A 10 Gbps Ethernet “commodity fabric”. One the r320 nodes, a port on the Mellanox NIC (permanently set to Ethernet mode) is used to connect to this fabric; on the c6220 nodes, a dedicated Intel 10 Gbps NIC is used. This fabric is built from two Dell Z9000 switches, each of which has 96 nodes connected to it. It is idea for creating large LANs: each of the two switches has full bisection bandwidth for its 96 ports, and there is a 3.5:1 blocking factor between the two switches.
11.5 IG-DDC Cluster
This cluster is not owned by CloudLab, but is federated and available to CloudLab users.
This small cluster is an InstaGENI Rack housed in the University of Utah’s Downtown Data Center.
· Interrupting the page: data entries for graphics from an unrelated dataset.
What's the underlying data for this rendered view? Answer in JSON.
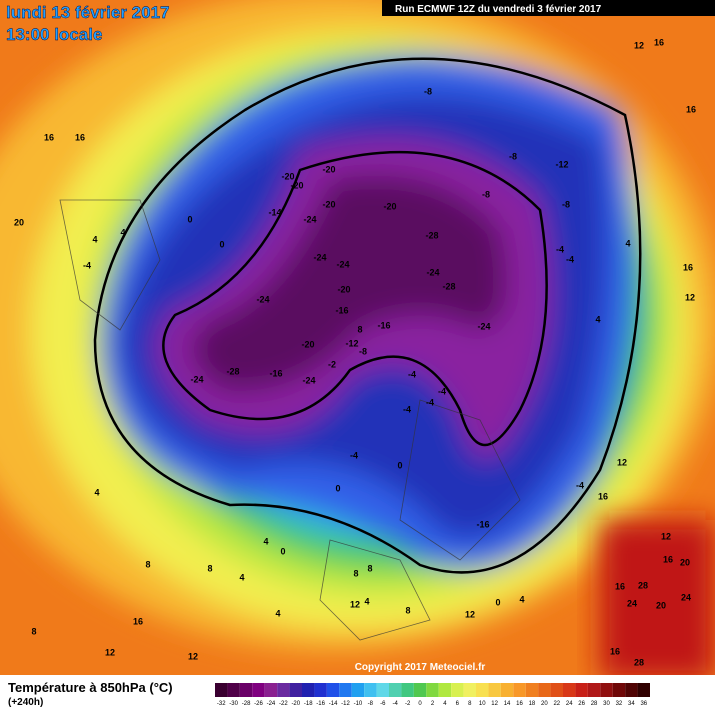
{
  "header": {
    "date": "lundi 13 février 2017",
    "time": "13:00 locale",
    "run": "Run ECMWF 12Z du vendredi 3 février 2017"
  },
  "map": {
    "contour_labels": [
      -20,
      -20,
      -20,
      -20,
      -20,
      -14,
      -24,
      -28,
      -24,
      -24,
      -24,
      -28,
      -20,
      -24,
      -16,
      -16,
      -24,
      -20,
      -12,
      -8,
      -24,
      -28,
      -16,
      -24,
      -2,
      -16,
      -8,
      -8,
      -12,
      -8,
      -8,
      -4,
      -4,
      0,
      0,
      4,
      4,
      -4,
      16,
      16,
      20,
      16,
      12,
      16,
      16,
      12,
      4,
      4,
      0,
      0,
      -4,
      -4,
      -4,
      -4,
      -4,
      -4,
      0,
      4,
      4,
      4,
      4,
      8,
      8,
      8,
      8,
      4,
      12,
      8,
      12,
      0,
      4,
      8,
      16,
      12,
      12,
      12,
      16,
      20,
      16,
      24,
      24,
      20,
      16,
      28,
      28,
      12,
      16,
      8
    ],
    "copyright": "Copyright 2017 Meteociel.fr"
  },
  "footer": {
    "title": "Température à 850hPa (°C)",
    "lead": "(+240h)",
    "scale": [
      -32,
      -30,
      -28,
      -26,
      -24,
      -22,
      -20,
      -18,
      -16,
      -14,
      -12,
      -10,
      -8,
      -6,
      -4,
      -2,
      0,
      2,
      4,
      6,
      8,
      10,
      12,
      14,
      16,
      18,
      20,
      22,
      24,
      26,
      28,
      30,
      32,
      34,
      36
    ]
  }
}
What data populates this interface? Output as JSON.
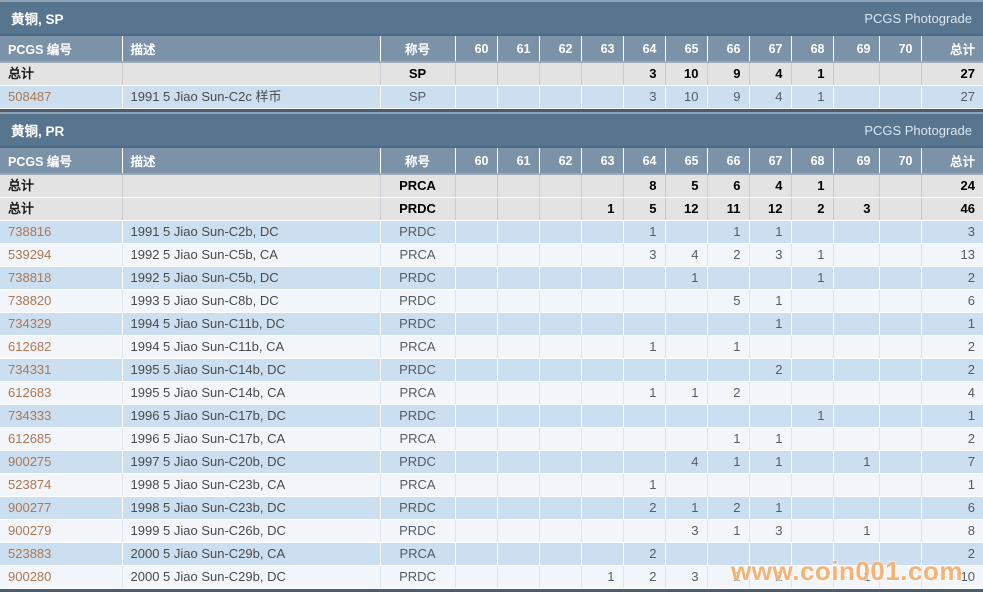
{
  "columns": {
    "id": "PCGS 编号",
    "desc": "描述",
    "designation": "称号",
    "grades": [
      "60",
      "61",
      "62",
      "63",
      "64",
      "65",
      "66",
      "67",
      "68",
      "69",
      "70"
    ],
    "total": "总计"
  },
  "watermark": "www.coin001.com",
  "colors": {
    "section_bar": "#587590",
    "header_row": "#7b92a9",
    "total_row_bg": "#e3e3e3",
    "row_blue": "#cbdff1",
    "row_light": "#f2f6fa",
    "pcgs_number": "#ad7853",
    "watermark_orange": "#f4a65c"
  },
  "sections": [
    {
      "title": "黄铜, SP",
      "badge": "PCGS Photograde",
      "totals": [
        {
          "label": "总计",
          "designation": "SP",
          "values": [
            "",
            "",
            "",
            "",
            "3",
            "10",
            "9",
            "4",
            "1",
            "",
            ""
          ],
          "total": "27"
        }
      ],
      "rows": [
        {
          "id": "508487",
          "desc": "1991 5 Jiao Sun-C2c 样币",
          "designation": "SP",
          "values": [
            "",
            "",
            "",
            "",
            "3",
            "10",
            "9",
            "4",
            "1",
            "",
            ""
          ],
          "total": "27"
        }
      ]
    },
    {
      "title": "黄铜, PR",
      "badge": "PCGS Photograde",
      "totals": [
        {
          "label": "总计",
          "designation": "PRCA",
          "values": [
            "",
            "",
            "",
            "",
            "8",
            "5",
            "6",
            "4",
            "1",
            "",
            ""
          ],
          "total": "24"
        },
        {
          "label": "总计",
          "designation": "PRDC",
          "values": [
            "",
            "",
            "",
            "1",
            "5",
            "12",
            "11",
            "12",
            "2",
            "3",
            ""
          ],
          "total": "46"
        }
      ],
      "rows": [
        {
          "id": "738816",
          "desc": "1991 5 Jiao Sun-C2b, DC",
          "designation": "PRDC",
          "values": [
            "",
            "",
            "",
            "",
            "1",
            "",
            "1",
            "1",
            "",
            "",
            ""
          ],
          "total": "3"
        },
        {
          "id": "539294",
          "desc": "1992 5 Jiao Sun-C5b, CA",
          "designation": "PRCA",
          "values": [
            "",
            "",
            "",
            "",
            "3",
            "4",
            "2",
            "3",
            "1",
            "",
            ""
          ],
          "total": "13"
        },
        {
          "id": "738818",
          "desc": "1992 5 Jiao Sun-C5b, DC",
          "designation": "PRDC",
          "values": [
            "",
            "",
            "",
            "",
            "",
            "1",
            "",
            "",
            "1",
            "",
            ""
          ],
          "total": "2"
        },
        {
          "id": "738820",
          "desc": "1993 5 Jiao Sun-C8b, DC",
          "designation": "PRDC",
          "values": [
            "",
            "",
            "",
            "",
            "",
            "",
            "5",
            "1",
            "",
            "",
            ""
          ],
          "total": "6"
        },
        {
          "id": "734329",
          "desc": "1994 5 Jiao Sun-C11b, DC",
          "designation": "PRDC",
          "values": [
            "",
            "",
            "",
            "",
            "",
            "",
            "",
            "1",
            "",
            "",
            ""
          ],
          "total": "1"
        },
        {
          "id": "612682",
          "desc": "1994 5 Jiao Sun-C11b, CA",
          "designation": "PRCA",
          "values": [
            "",
            "",
            "",
            "",
            "1",
            "",
            "1",
            "",
            "",
            "",
            ""
          ],
          "total": "2"
        },
        {
          "id": "734331",
          "desc": "1995 5 Jiao Sun-C14b, DC",
          "designation": "PRDC",
          "values": [
            "",
            "",
            "",
            "",
            "",
            "",
            "",
            "2",
            "",
            "",
            ""
          ],
          "total": "2"
        },
        {
          "id": "612683",
          "desc": "1995 5 Jiao Sun-C14b, CA",
          "designation": "PRCA",
          "values": [
            "",
            "",
            "",
            "",
            "1",
            "1",
            "2",
            "",
            "",
            "",
            ""
          ],
          "total": "4"
        },
        {
          "id": "734333",
          "desc": "1996 5 Jiao Sun-C17b, DC",
          "designation": "PRDC",
          "values": [
            "",
            "",
            "",
            "",
            "",
            "",
            "",
            "",
            "1",
            "",
            ""
          ],
          "total": "1"
        },
        {
          "id": "612685",
          "desc": "1996 5 Jiao Sun-C17b, CA",
          "designation": "PRCA",
          "values": [
            "",
            "",
            "",
            "",
            "",
            "",
            "1",
            "1",
            "",
            "",
            ""
          ],
          "total": "2"
        },
        {
          "id": "900275",
          "desc": "1997 5 Jiao Sun-C20b, DC",
          "designation": "PRDC",
          "values": [
            "",
            "",
            "",
            "",
            "",
            "4",
            "1",
            "1",
            "",
            "1",
            ""
          ],
          "total": "7"
        },
        {
          "id": "523874",
          "desc": "1998 5 Jiao Sun-C23b, CA",
          "designation": "PRCA",
          "values": [
            "",
            "",
            "",
            "",
            "1",
            "",
            "",
            "",
            "",
            "",
            ""
          ],
          "total": "1"
        },
        {
          "id": "900277",
          "desc": "1998 5 Jiao Sun-C23b, DC",
          "designation": "PRDC",
          "values": [
            "",
            "",
            "",
            "",
            "2",
            "1",
            "2",
            "1",
            "",
            "",
            ""
          ],
          "total": "6"
        },
        {
          "id": "900279",
          "desc": "1999 5 Jiao Sun-C26b, DC",
          "designation": "PRDC",
          "values": [
            "",
            "",
            "",
            "",
            "",
            "3",
            "1",
            "3",
            "",
            "1",
            ""
          ],
          "total": "8"
        },
        {
          "id": "523883",
          "desc": "2000 5 Jiao Sun-C29b, CA",
          "designation": "PRCA",
          "values": [
            "",
            "",
            "",
            "",
            "2",
            "",
            "",
            "",
            "",
            "",
            ""
          ],
          "total": "2"
        },
        {
          "id": "900280",
          "desc": "2000 5 Jiao Sun-C29b, DC",
          "designation": "PRDC",
          "values": [
            "",
            "",
            "",
            "1",
            "2",
            "3",
            "1",
            "2",
            "",
            "1",
            ""
          ],
          "total": "10"
        }
      ]
    }
  ]
}
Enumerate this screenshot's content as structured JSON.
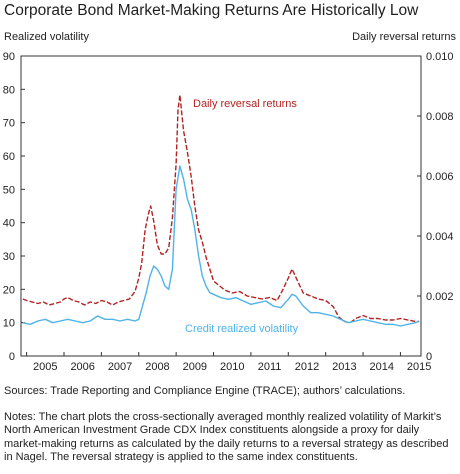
{
  "chart_data": {
    "type": "line",
    "title": "Corporate Bond Market-Making Returns Are Historically Low",
    "ylabel": "Realized volatility",
    "y2label": "Daily reversal returns",
    "xlim": [
      2004.85,
      2015.55
    ],
    "ylim": [
      0,
      90
    ],
    "y2lim": [
      0,
      0.01
    ],
    "x_ticks": [
      "2005",
      "2006",
      "2007",
      "2008",
      "2009",
      "2010",
      "2011",
      "2012",
      "2013",
      "2014",
      "2015"
    ],
    "y_ticks": [
      "0",
      "10",
      "20",
      "30",
      "40",
      "50",
      "60",
      "70",
      "80",
      "90"
    ],
    "y2_ticks": [
      "0",
      "0.002",
      "0.004",
      "0.006",
      "0.008",
      "0.010"
    ],
    "grid": false,
    "series": [
      {
        "name": "Daily reversal returns",
        "axis": "right",
        "style": "dashed",
        "color": "#b22222",
        "x": [
          2004.9,
          2005.0,
          2005.15,
          2005.3,
          2005.45,
          2005.6,
          2005.75,
          2005.9,
          2006.0,
          2006.1,
          2006.25,
          2006.4,
          2006.55,
          2006.7,
          2006.85,
          2007.0,
          2007.15,
          2007.3,
          2007.45,
          2007.6,
          2007.75,
          2007.9,
          2008.0,
          2008.08,
          2008.17,
          2008.25,
          2008.32,
          2008.4,
          2008.5,
          2008.6,
          2008.7,
          2008.8,
          2008.9,
          2009.0,
          2009.05,
          2009.1,
          2009.2,
          2009.3,
          2009.4,
          2009.5,
          2009.6,
          2009.7,
          2009.8,
          2009.9,
          2010.0,
          2010.15,
          2010.3,
          2010.5,
          2010.7,
          2010.9,
          2011.1,
          2011.3,
          2011.5,
          2011.7,
          2011.85,
          2012.0,
          2012.1,
          2012.25,
          2012.4,
          2012.6,
          2012.8,
          2013.0,
          2013.2,
          2013.35,
          2013.5,
          2013.65,
          2013.8,
          2014.0,
          2014.2,
          2014.4,
          2014.6,
          2014.8,
          2015.0,
          2015.2,
          2015.4,
          2015.5
        ],
        "values": [
          0.0019,
          0.00185,
          0.0018,
          0.00175,
          0.0018,
          0.0017,
          0.00175,
          0.0018,
          0.0019,
          0.00195,
          0.00185,
          0.0018,
          0.0017,
          0.0018,
          0.00175,
          0.00185,
          0.0018,
          0.0017,
          0.0018,
          0.00185,
          0.0019,
          0.00215,
          0.0026,
          0.0031,
          0.0042,
          0.0047,
          0.005,
          0.0045,
          0.0037,
          0.0034,
          0.0034,
          0.0036,
          0.0046,
          0.0064,
          0.0082,
          0.0087,
          0.0075,
          0.0068,
          0.006,
          0.005,
          0.0042,
          0.0038,
          0.0033,
          0.0029,
          0.0025,
          0.00235,
          0.0022,
          0.0021,
          0.00215,
          0.002,
          0.00195,
          0.0019,
          0.00195,
          0.00185,
          0.0022,
          0.0026,
          0.0029,
          0.0025,
          0.0021,
          0.002,
          0.0019,
          0.00185,
          0.00165,
          0.0013,
          0.00115,
          0.0011,
          0.00125,
          0.00135,
          0.00125,
          0.00125,
          0.0012,
          0.0012,
          0.00125,
          0.0012,
          0.00115,
          0.00115
        ]
      },
      {
        "name": "Credit realized volatility",
        "axis": "left",
        "style": "solid",
        "color": "#4fb3e8",
        "x": [
          2004.9,
          2005.1,
          2005.3,
          2005.5,
          2005.7,
          2005.9,
          2006.1,
          2006.3,
          2006.5,
          2006.7,
          2006.9,
          2007.1,
          2007.3,
          2007.5,
          2007.7,
          2007.9,
          2008.0,
          2008.1,
          2008.2,
          2008.3,
          2008.4,
          2008.5,
          2008.6,
          2008.7,
          2008.8,
          2008.9,
          2009.0,
          2009.1,
          2009.2,
          2009.3,
          2009.4,
          2009.5,
          2009.6,
          2009.7,
          2009.8,
          2009.9,
          2010.0,
          2010.2,
          2010.4,
          2010.6,
          2010.8,
          2011.0,
          2011.2,
          2011.4,
          2011.6,
          2011.8,
          2012.0,
          2012.1,
          2012.2,
          2012.4,
          2012.6,
          2012.8,
          2013.0,
          2013.2,
          2013.4,
          2013.6,
          2013.8,
          2014.0,
          2014.2,
          2014.4,
          2014.6,
          2014.8,
          2015.0,
          2015.2,
          2015.4,
          2015.5
        ],
        "values": [
          10,
          9.5,
          10.5,
          11,
          10,
          10.5,
          11,
          10.5,
          10,
          10.5,
          12,
          11,
          11,
          10.5,
          11,
          10.5,
          11,
          15,
          19,
          24,
          27,
          26,
          24,
          21,
          20,
          26,
          50,
          57,
          53,
          47,
          44,
          38,
          30,
          24,
          21,
          19,
          18.5,
          17.5,
          17,
          17.5,
          16.5,
          15.5,
          16,
          16.5,
          15,
          14.5,
          17,
          18.5,
          18,
          15,
          13,
          13,
          12.5,
          12,
          11,
          10,
          10.5,
          11,
          10.5,
          10,
          9.5,
          9.5,
          9,
          9.5,
          10,
          10.5
        ]
      }
    ],
    "annotations": [
      "Daily reversal returns",
      "Credit realized volatility"
    ]
  },
  "source": "Sources: Trade Reporting and Compliance Engine (TRACE); authors’ calculations.",
  "notes": "Notes: The chart plots the cross-sectionally averaged monthly realized volatility of Markit’s North American Investment Grade CDX Index constituents alongside a proxy for daily market-making returns as calculated by the daily returns to a reversal strategy as described in Nagel. The reversal strategy is applied to the same index constituents."
}
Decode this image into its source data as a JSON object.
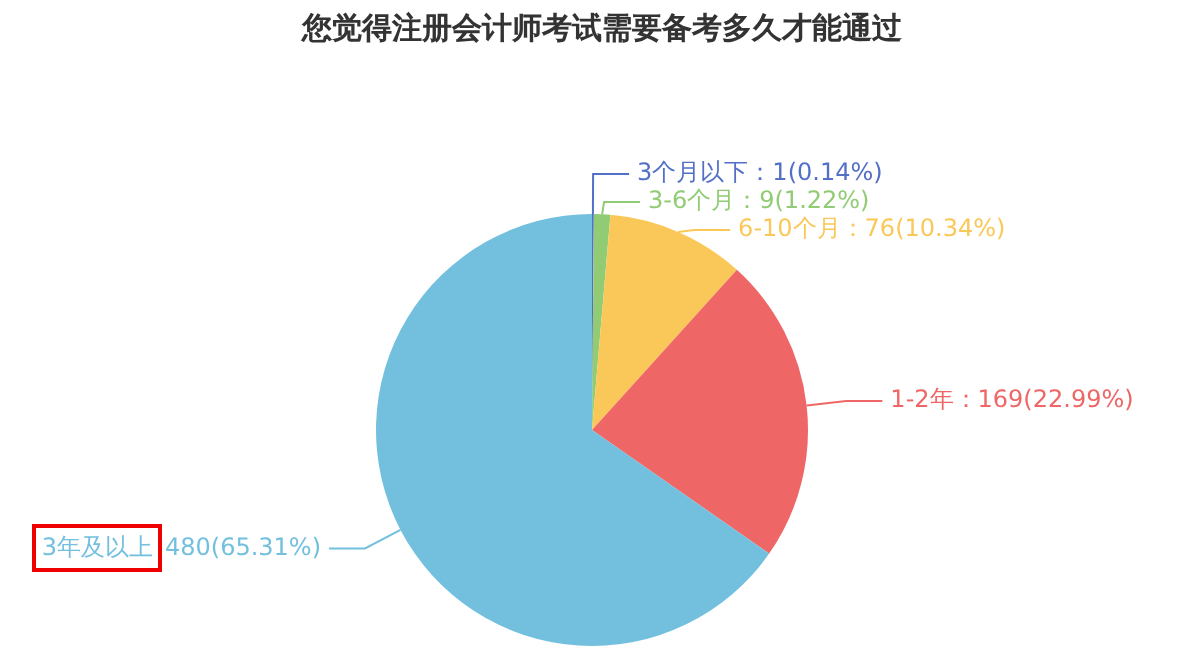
{
  "chart_data": {
    "type": "pie",
    "title": "您觉得注册会计师考试需要备考多久才能通过",
    "categories": [
      "3个月以下",
      "3-6个月",
      "6-10个月",
      "1-2年",
      "3年及以上"
    ],
    "values": [
      1,
      9,
      76,
      169,
      480
    ],
    "colors": [
      "#5470c6",
      "#91cc75",
      "#fac858",
      "#ee6666",
      "#73c0de"
    ],
    "value_labels": [
      "：1(0.14%)",
      "：9(1.22%)",
      "：76(10.34%)",
      "：169(22.99%)",
      "480(65.31%)"
    ],
    "legend": false
  }
}
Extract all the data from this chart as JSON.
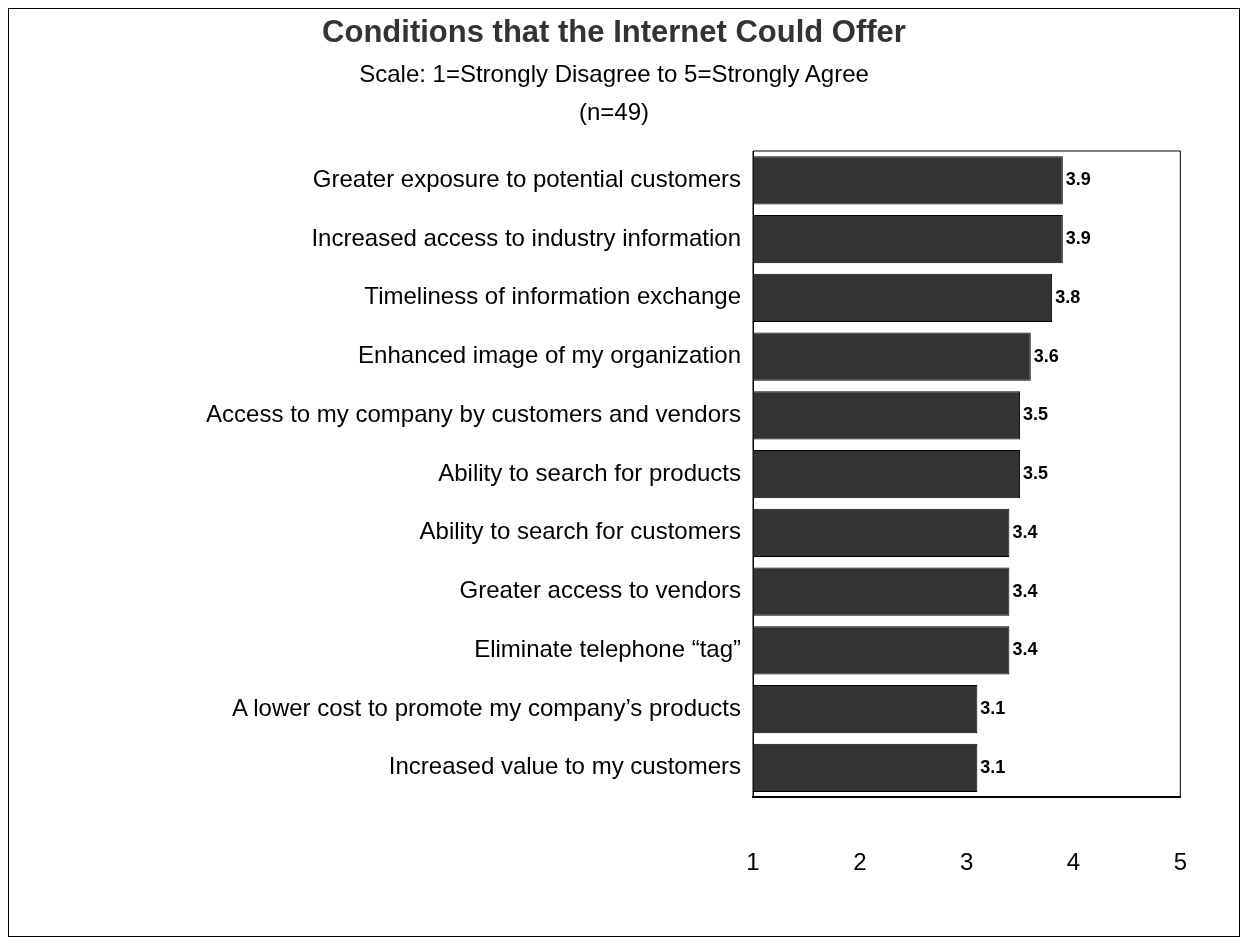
{
  "chart_data": {
    "type": "bar",
    "orientation": "horizontal",
    "title": "Conditions that the Internet Could Offer",
    "subtitle": "Scale: 1=Strongly Disagree to 5=Strongly Agree\n(n=49)",
    "categories": [
      "Greater exposure to potential customers",
      "Increased access to industry information",
      "Timeliness of information exchange",
      "Enhanced image of my organization",
      "Access to my company by customers and vendors",
      "Ability to search for products",
      "Ability to search for customers",
      "Greater access to vendors",
      "Eliminate telephone “tag”",
      "A lower cost to promote my company’s products",
      "Increased value to my customers"
    ],
    "values": [
      3.9,
      3.9,
      3.8,
      3.6,
      3.5,
      3.5,
      3.4,
      3.4,
      3.4,
      3.1,
      3.1
    ],
    "color": "#333333",
    "xlim": [
      1,
      5
    ],
    "xticks": [
      1,
      2,
      3,
      4,
      5
    ],
    "grid": false,
    "legend": false,
    "data_labels": true
  }
}
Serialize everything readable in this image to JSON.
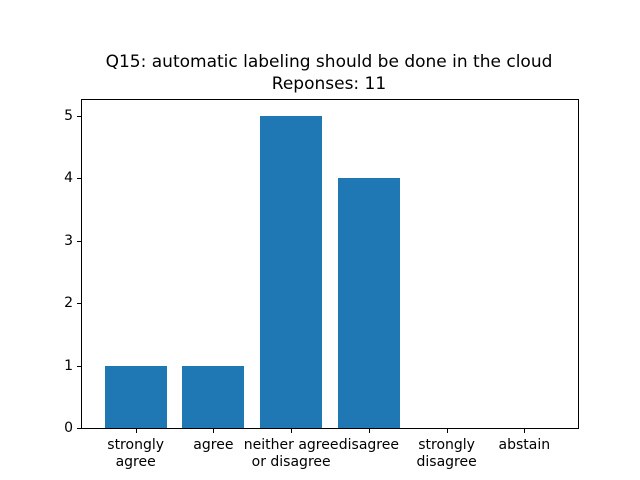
{
  "figure": {
    "background": "#ffffff"
  },
  "chart_data": {
    "type": "bar",
    "title": "Q15: automatic labeling should be done in the cloud",
    "subtitle": "Reponses: 11",
    "categories": [
      "strongly\nagree",
      "agree",
      "neither agree\nor disagree",
      "disagree",
      "strongly\ndisagree",
      "abstain"
    ],
    "values": [
      1,
      1,
      5,
      4,
      0,
      0
    ],
    "xlabel": "",
    "ylabel": "",
    "yticks": [
      0,
      1,
      2,
      3,
      4,
      5
    ],
    "ylim": [
      0,
      5.25
    ],
    "bar_color": "#1f77b4",
    "axis_color": "#000000",
    "grid": false,
    "legend": "none"
  }
}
It has nodes of only a single type:
dl360 |
| 33 nodes (Sandy Bridge, 16 cores) |
CPU |
| 2x Xeon E5-2450 processors (8 cores each, 2.1Ghz) |
RAM |
| 48GB Memory (6 x 8GB RDIMMs, 1.6Ghz) |
Disk |
| 1 x 1TB 7.2K SATA Drive |
NIC |
| 1GbE 4-port embedded NIC |
It has two network fabrics:
A 1 Gbps “control network”. This is used for remote access, and should not be used for experiments.
A 1 Gbps “experiment network”. Each node has three interfaces on this network, which is built from a single HP Procurve 5406 switch. OpenFlow is available on this network.